The tuber-man, and uncle sam
will be toasting hot dog buns
when we land on the sun!
Well, it needs a little work. In any case, we’ve got other stuff we can play when we reach the outer rings of the Jovian system. There’s a little number called “Volcano Man” we can pull on the denizens of Titan. (It’s a tune off of our recent album International House that features a strange interlude eerily reminiscent of an afternoon we spent once on that dry alien moon.) It happens that Marvin (my personal robot assistant) is particularly fond of that song. (I think it’s because he plays the singing saw in the middle 24. Listen carefully.)

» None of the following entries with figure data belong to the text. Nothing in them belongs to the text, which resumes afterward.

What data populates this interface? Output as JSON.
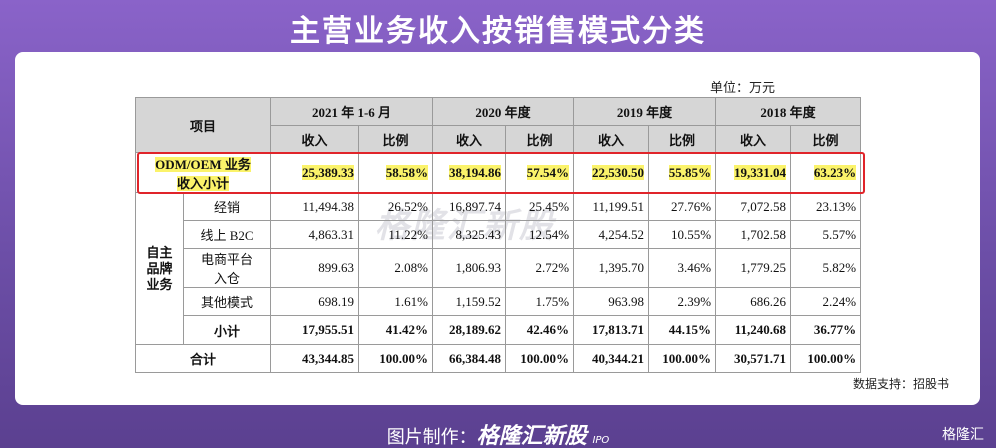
{
  "title": "主营业务收入按销售模式分类",
  "unit": "单位：万元",
  "table": {
    "item_header": "项目",
    "periods": [
      "2021 年 1-6 月",
      "2020 年度",
      "2019 年度",
      "2018 年度"
    ],
    "subheaders": [
      "收入",
      "比例",
      "收入",
      "比例",
      "收入",
      "比例",
      "收入",
      "比例"
    ],
    "odm_row": {
      "label_lines": [
        "ODM/OEM 业务",
        "收入小计"
      ],
      "cells": [
        "25,389.33",
        "58.58%",
        "38,194.86",
        "57.54%",
        "22,530.50",
        "55.85%",
        "19,331.04",
        "63.23%"
      ]
    },
    "brand_group": "自主品牌业务",
    "brand_rows": [
      {
        "label_lines": [
          "经销"
        ],
        "cells": [
          "11,494.38",
          "26.52%",
          "16,897.74",
          "25.45%",
          "11,199.51",
          "27.76%",
          "7,072.58",
          "23.13%"
        ]
      },
      {
        "label_lines": [
          "线上 B2C"
        ],
        "cells": [
          "4,863.31",
          "11.22%",
          "8,325.43",
          "12.54%",
          "4,254.52",
          "10.55%",
          "1,702.58",
          "5.57%"
        ]
      },
      {
        "label_lines": [
          "电商平台",
          "入仓"
        ],
        "cells": [
          "899.63",
          "2.08%",
          "1,806.93",
          "2.72%",
          "1,395.70",
          "3.46%",
          "1,779.25",
          "5.82%"
        ]
      },
      {
        "label_lines": [
          "其他模式"
        ],
        "cells": [
          "698.19",
          "1.61%",
          "1,159.52",
          "1.75%",
          "963.98",
          "2.39%",
          "686.26",
          "2.24%"
        ]
      },
      {
        "label_lines": [
          "小计"
        ],
        "cells": [
          "17,955.51",
          "41.42%",
          "28,189.62",
          "42.46%",
          "17,813.71",
          "44.15%",
          "11,240.68",
          "36.77%"
        ]
      }
    ],
    "total_row": {
      "label": "合计",
      "cells": [
        "43,344.85",
        "100.00%",
        "66,384.48",
        "100.00%",
        "40,344.21",
        "100.00%",
        "30,571.71",
        "100.00%"
      ]
    }
  },
  "source": "数据支持：招股书",
  "footer": {
    "prefix": "图片制作：",
    "brand": "格隆汇新股",
    "tag": "IPO"
  },
  "watermark": "格隆汇新股",
  "logo": "格隆汇"
}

Got a little extra rehearsal time in this evening. Actually, it’s kind of funny the way it worked out. We got the two Lincolns to run upstairs and bang pots and pans in the courtyard while we were playing. That’s just to throw the local constabulary off – we’re still behind about 28 months on the taxes and are technically squatters. Fact is, the boys in blue don’t know we’re in here… and so long as they don’t read this blog, they probably won’t catch on. I think the ruse worked, at least to the extent that it got Anti-Lincoln arrested for disturbing the peace. (While he’s in jail, we should get posi-Lincoln to do outrageous things and then deny responsibility, since Lincoln is obviously in jail. Clever, eh? No? Just checking. )
Okay, so anyway… back to work with us. Everybody’s got an instrument in hand, yes? Very good. And man-sized tuber…. you can use your tap root, there’s a good chap.